Mevlana algısı: Şair mi, yaşam koçu mu, veli mi?
Kimi için o bir şair, kimine göre kişisel gelişim gurusu. Bazısı için alim, bazısına göre hümanist ve neo-platoncu bir filozof, kimileri içinse bir müceddit, yüce bir mürşit, büyük bir veli. Ona methiyeler düzen de var, döneminde işgalci Moğollarla iyi ilişkiler kurduğu için kınayan da… Elit bir çevreden geldiği için onu elitlerin mürşidi olmakla itham eden de mevcut, tüm insanlığı kucaklayan bir birleşme potası olarak değerlendiren de… Kendi eğilimlerini onun üzerinden meşrulaştırmak için onu saptıran da yok değil, haşa ilahlaştıran da. Kısacası şu dünyada Mevlana Celaleddin Rumi'ye ilgi duyan herkesin, her kesimin kendince farklı bir Mevlana, bir Rumi, bir Hazret-i Pir algısı var. Bir başka deyişle herkesin kendince bir Mevlana'sı var.

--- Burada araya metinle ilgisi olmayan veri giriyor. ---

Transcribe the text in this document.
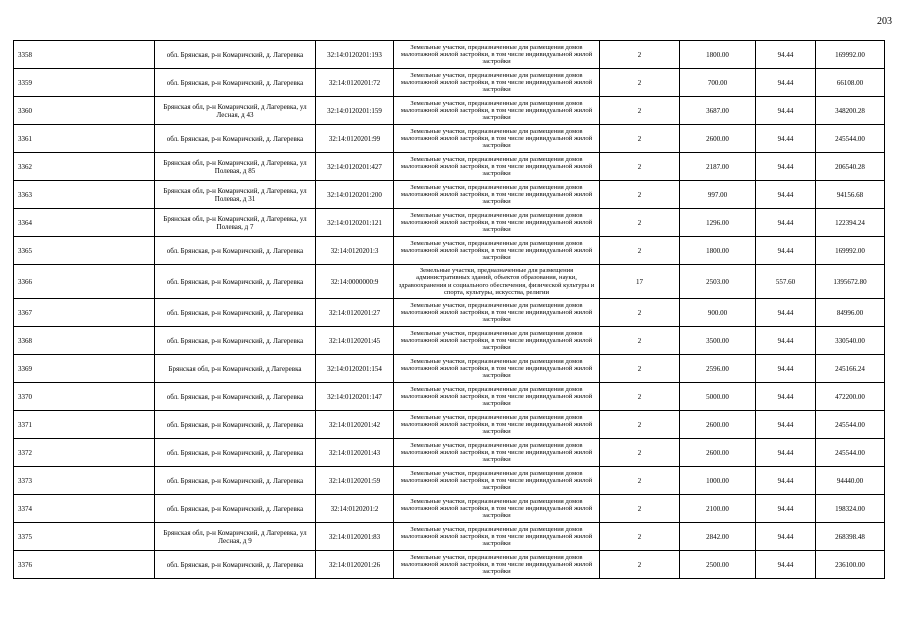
203
3358	обл. Брянская, р-н Комаричский, д. Лагеревка	32:14:0120201:193	Земельные участки, предназначенные для размещения домов малоэтажной жилой застройки, в том числе индивидуальной жилой застройки	2	1800.00	94.44	169992.00
3359	обл. Брянская, р-н Комаричский, д. Лагеревка	32:14:0120201:72	Земельные участки, предназначенные для размещения домов малоэтажной жилой застройки, в том числе индивидуальной жилой застройки	2	700.00	94.44	66108.00
3360	Брянская обл, р-н Комаричский, д Лагеревка, ул Лесная, д 43	32:14:0120201:159	Земельные участки, предназначенные для размещения домов малоэтажной жилой застройки, в том числе индивидуальной жилой застройки	2	3687.00	94.44	348200.28
3361	обл. Брянская, р-н Комаричский, д. Лагеревка	32:14:0120201:99	Земельные участки, предназначенные для размещения домов малоэтажной жилой застройки, в том числе индивидуальной жилой застройки	2	2600.00	94.44	245544.00
3362	Брянская обл, р-н Комаричский, д Лагеревка, ул Полевая, д 85	32:14:0120201:427	Земельные участки, предназначенные для размещения домов малоэтажной жилой застройки, в том числе индивидуальной жилой застройки	2	2187.00	94.44	206540.28
3363	Брянская обл, р-н Комаричский, д Лагеревка, ул Полевая, д 31	32:14:0120201:200	Земельные участки, предназначенные для размещения домов малоэтажной жилой застройки, в том числе индивидуальной жилой застройки	2	997.00	94.44	94156.68
3364	Брянская обл, р-н Комаричский, д Лагеревка, ул Полевая, д 7	32:14:0120201:121	Земельные участки, предназначенные для размещения домов малоэтажной жилой застройки, в том числе индивидуальной жилой застройки	2	1296.00	94.44	122394.24
3365	обл. Брянская, р-н Комаричский, д. Лагеревка	32:14:0120201:3	Земельные участки, предназначенные для размещения домов малоэтажной жилой застройки, в том числе индивидуальной жилой застройки	2	1800.00	94.44	169992.00
3366	обл. Брянская, р-н Комаричский, д. Лагеревка	32:14:0000000:9	Земельные участки, предназначенные для размещения административных зданий, объектов образования, науки, здравоохранения и социального обеспечения, физической культуры и спорта, культуры, искусства, религии	17	2503.00	557.60	1395672.80
3367	обл. Брянская, р-н Комаричский, д. Лагеревка	32:14:0120201:27	Земельные участки, предназначенные для размещения домов малоэтажной жилой застройки, в том числе индивидуальной жилой застройки	2	900.00	94.44	84996.00
3368	обл. Брянская, р-н Комаричский, д. Лагеревка	32:14:0120201:45	Земельные участки, предназначенные для размещения домов малоэтажной жилой застройки, в том числе индивидуальной жилой застройки	2	3500.00	94.44	330540.00
3369	Брянская обл, р-н Комаричский, д Лагеревка	32:14:0120201:154	Земельные участки, предназначенные для размещения домов малоэтажной жилой застройки, в том числе индивидуальной жилой застройки	2	2596.00	94.44	245166.24
3370	обл. Брянская, р-н Комаричский, д. Лагеревка	32:14:0120201:147	Земельные участки, предназначенные для размещения домов малоэтажной жилой застройки, в том числе индивидуальной жилой застройки	2	5000.00	94.44	472200.00
3371	обл. Брянская, р-н Комаричский, д. Лагеревка	32:14:0120201:42	Земельные участки, предназначенные для размещения домов малоэтажной жилой застройки, в том числе индивидуальной жилой застройки	2	2600.00	94.44	245544.00
3372	обл. Брянская, р-н Комаричский, д. Лагеревка	32:14:0120201:43	Земельные участки, предназначенные для размещения домов малоэтажной жилой застройки, в том числе индивидуальной жилой застройки	2	2600.00	94.44	245544.00
3373	обл. Брянская, р-н Комаричский, д. Лагеревка	32:14:0120201:59	Земельные участки, предназначенные для размещения домов малоэтажной жилой застройки, в том числе индивидуальной жилой застройки	2	1000.00	94.44	94440.00
3374	обл. Брянская, р-н Комаричский, д. Лагеревка	32:14:0120201:2	Земельные участки, предназначенные для размещения домов малоэтажной жилой застройки, в том числе индивидуальной жилой застройки	2	2100.00	94.44	198324.00
3375	Брянская обл, р-н Комаричский, д Лагеревка, ул Лесная, д 9	32:14:0120201:83	Земельные участки, предназначенные для размещения домов малоэтажной жилой застройки, в том числе индивидуальной жилой застройки	2	2842.00	94.44	268398.48
3376	обл. Брянская, р-н Комаричский, д. Лагеревка	32:14:0120201:26	Земельные участки, предназначенные для размещения домов малоэтажной жилой застройки, в том числе индивидуальной жилой застройки	2	2500.00	94.44	236100.00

MEVLÂNA CELALEDDİN RUMİ KİMDİR, NEDİR?
◾ Kendisini anlama ve algılama konusundaki bu farklılığı zaten o da kendi adına asırlar öncesinden –aslında insanın aslını, özünü, Tanrıyı anlamlandırmasını ifade eden- şu beyitlerle bildirmişti: "Herkes kendi zannınca benim dostum oldu ama kimse içimdeki sırları araştırmadı. Benim esrarım, feryadımdan uzak değildir ancak her gözde, kulakta o nur yok."
◾ Belki de herkes onun penceresinden değil de kendi penceresinden görüp tanımladığı için o çok farklı sıfatlarla tanınıyor.